Intervention de Jérôme Cahuzac

Séance en hémicycle du 23 octobre 2012 à 15h00
Projet de loi de financement de la sécurité sociale pour 2013 — Présentation

Jérôme Cahuzac, ministre délégué chargé du budget :

Madame la présidente, mesdames les ministres, madame la présidente de la commission, mesdames, messieurs les rapporteurs, mesdames, messieurs les députés, ce projet de loi de financement de la sécurité sociale s'inscrit dans la même stratégie que celle que j'ai eu l'honneur d'exposer la semaine dernière en défendant le projet de loi de finances initiale pour 2013. Cette stratégie repose sur la priorité affirmée par le Président de la République : désendetter notre pays et renouer avec l'équilibre budgétaire, pour des raisons que chacune et chacun d'entre vous connaît bien.

Ce faisant, non seulement nous respectons la parole de la France – car un grand pays tient sa parole –, mais nous nous libérons de l'emprise des marchés et des agences de notation, ces institutions anonymes qui conditionnent actuellement le sort des politiques publiques menées dans notre pays.
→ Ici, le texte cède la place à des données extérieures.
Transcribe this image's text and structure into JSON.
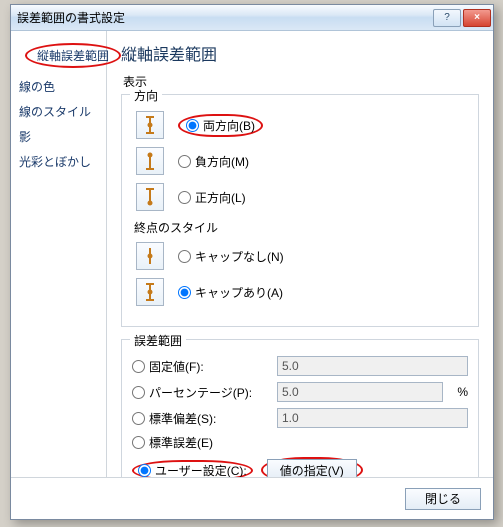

En effet, aucune d'entre elles ne peut être véritablement menée à bien sans que l'État ou la protection sociale ne trouve sur les marchés de quoi les financer, sans que notre pays fasse l'objet d'un examen scrupuleux, attentif, tatillon de la part de ces agences de notation dont le gouvernement de François Fillon soulignait combien le sort de notre pays pouvait dépendre.
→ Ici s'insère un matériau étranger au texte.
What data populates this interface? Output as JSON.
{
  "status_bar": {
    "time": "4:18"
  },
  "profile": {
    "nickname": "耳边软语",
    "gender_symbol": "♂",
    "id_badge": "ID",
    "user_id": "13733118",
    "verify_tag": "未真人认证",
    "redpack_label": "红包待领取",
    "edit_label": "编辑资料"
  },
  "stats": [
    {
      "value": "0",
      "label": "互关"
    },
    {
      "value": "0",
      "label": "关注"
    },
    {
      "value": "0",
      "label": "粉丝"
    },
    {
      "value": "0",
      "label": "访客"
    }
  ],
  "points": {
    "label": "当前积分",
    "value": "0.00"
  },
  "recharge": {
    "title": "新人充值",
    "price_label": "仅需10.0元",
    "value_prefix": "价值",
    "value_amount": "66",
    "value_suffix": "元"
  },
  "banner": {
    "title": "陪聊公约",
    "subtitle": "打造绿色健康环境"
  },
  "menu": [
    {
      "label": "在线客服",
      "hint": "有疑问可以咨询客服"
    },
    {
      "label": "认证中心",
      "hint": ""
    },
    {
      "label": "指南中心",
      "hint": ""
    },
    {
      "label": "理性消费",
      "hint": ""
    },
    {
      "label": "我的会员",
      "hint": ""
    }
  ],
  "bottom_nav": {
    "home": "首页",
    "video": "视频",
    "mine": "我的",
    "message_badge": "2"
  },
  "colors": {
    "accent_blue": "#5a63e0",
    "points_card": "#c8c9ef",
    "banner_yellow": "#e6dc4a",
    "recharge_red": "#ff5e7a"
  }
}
Souvenons-nous du traumatisme causé par la dégradation de la note de la France par une agence de notation ! Fort heureusement, la France a aujourd'hui une signature forte, crédible – si elle l'était déjà dans les mois qui ont suivi cette décision, elle se trouve encore confortée – et je comprends mal les critiques acerbes de l'opposition à l'égard de la politique du Gouvernement quand, de toute évidence, à l'extérieur de nos frontières, la confiance l'emporte sur la défiance.

La troisième raison, c'est que l'endettement est moralement insupportable. Nous récusons ce qui constitue un véritable impôt à la naissance infligé aux jeunes générations : ce n'est pas parce que ceux qui l'acquitteraient ne sont pas encore électeurs que nous ne devons pas avoir le souci de leur bien-être et le respect de leur travail futur.

Enfin, le désendettement constitue également un élément incontestable de la compétitivité des entreprises, tant il est vrai que l'on ne connaît pas d'entreprise pouvant emprunter à un taux inférieur à celui auquel emprunte l'État dont elles ressortent.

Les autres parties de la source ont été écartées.